Saturday, February 25, 2012

Creative organizing at Walmart, and another Southern pol brays about unions

Here's another short round-up from across the South, including a creative new approach to helping Walmart workers and the latest politician's braying in Magnolia Land

A new tactic with Walmart is working

A new strategy to push workers’ rights at the world’s largest retailer, Bentonville, Ark.-based Walmart, is utilizing what has been called “pre-New Deal unionism” and showing some real gains.

OUR Walmart and Warehouse Workers United (WWU), two initiatives backed by the United Food and Commercial Workers (UFCW), have organized public protests, informal meetings of workers, door-to-door membership recruiting campaigns, class-action suits against Walmart subcontractors, and strengthened contacts with workers along the retailer’s international supply chain.

According to writer Spencer Woodman in a compelling article in The Nation magazine’s January 23 edition, “thousands of employees in hundreds of Walmarts in more than thirty states” have joined OUR Walmart, a non-union, union-backed activist group seeking better wages and working conditions. WWU has also made inroads into the 100,000-plus warehouse workers at Walmart and its suppliers in getting them to stand up for their rights, whether as full time or “temp” workers.

Many of the groups’ biggest successes have been in California. However, a show of unity took place in Walmart’s own Bentonville headquarters last October. Walmart workers overcame their fears of retaliation to demand respect and better pay. They weren’t able to meet with Walmart CEO Mike Duke, like they wanted, but they made their voices heard.

“These worker associations bargain outside pre-established frameworks of negotiation, using any means legal to pressure management into recognizing their interests,” Woodman writes. It’s “an arrangement that closely resembles pre-New Deal unionism. With little institutional arbitration, this model can be seen as a rawer, more organic form of workplace struggle.”

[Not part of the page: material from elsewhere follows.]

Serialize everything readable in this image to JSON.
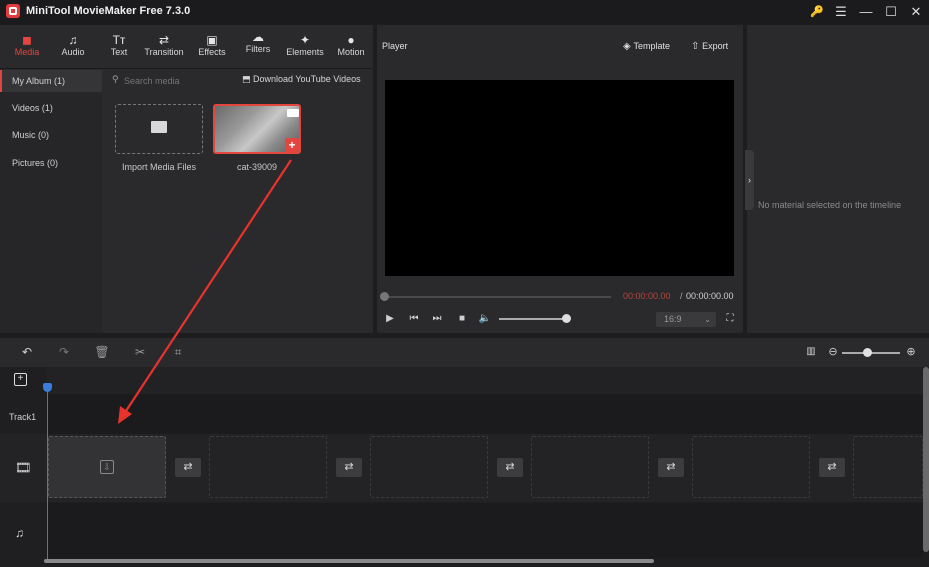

The long, frustrating battle to organize union-hostile Walmart is well-known. However, the UFCW and the Service Employees International Union (SEIU) have been pursuing different avenues for several years, particularly in establishing web sites to tell the truth about Walmart to the world. The UFCW’s Wake Up Walmart, which is now called Making Change at Walmart, and SEIU’s Walmart Watch helped force the company to try to clean up its image, taking on environmentally sensitive “green” projects and even endorsing President Obama’s healthcare plan.

Yet, as Woodman writes, Walmart’s new, spruced-up self emphatically did NOT include any changes in attitudes toward unions.

So the fight goes on. If true change does eventually come to the Bentonville company, the whole world will feel its effects.


And the anti-union braying in the South continues …

As reported in Facing South recently by Phil Mattera of Dirt Diggers Digest, South Carolina Gov. Nikki Haley has been braying the usual anti-union diatribes we expect from Southern pols wedded to their corporate backers.

“We’ll make sure the unions understand full well that they are not needed, not wanted, and not welcome in the state of South Carolina,” Haley said recently in her State of the State address. “We love that we are one of the least unionized states in the country.”

Let’s hope workers in South Carolina will someday realize what she is actually saying—that they shouldn’t have the opportunity or perhaps even the right to join together and speak as one voice in trying to better their lot. When and if they do, Nikki Haley will be retired to that donkey (no party affiliation intended) farm where she belongs, where she can bray all day long to all the chickens and the pigs on the farm. My bet is even they’ll walk away with a shake of their heads and a plan for a much better way to spend their day.

1 comment:

  1. Isn't South Carolina the only state where the moribund Labor Party got on the ballot?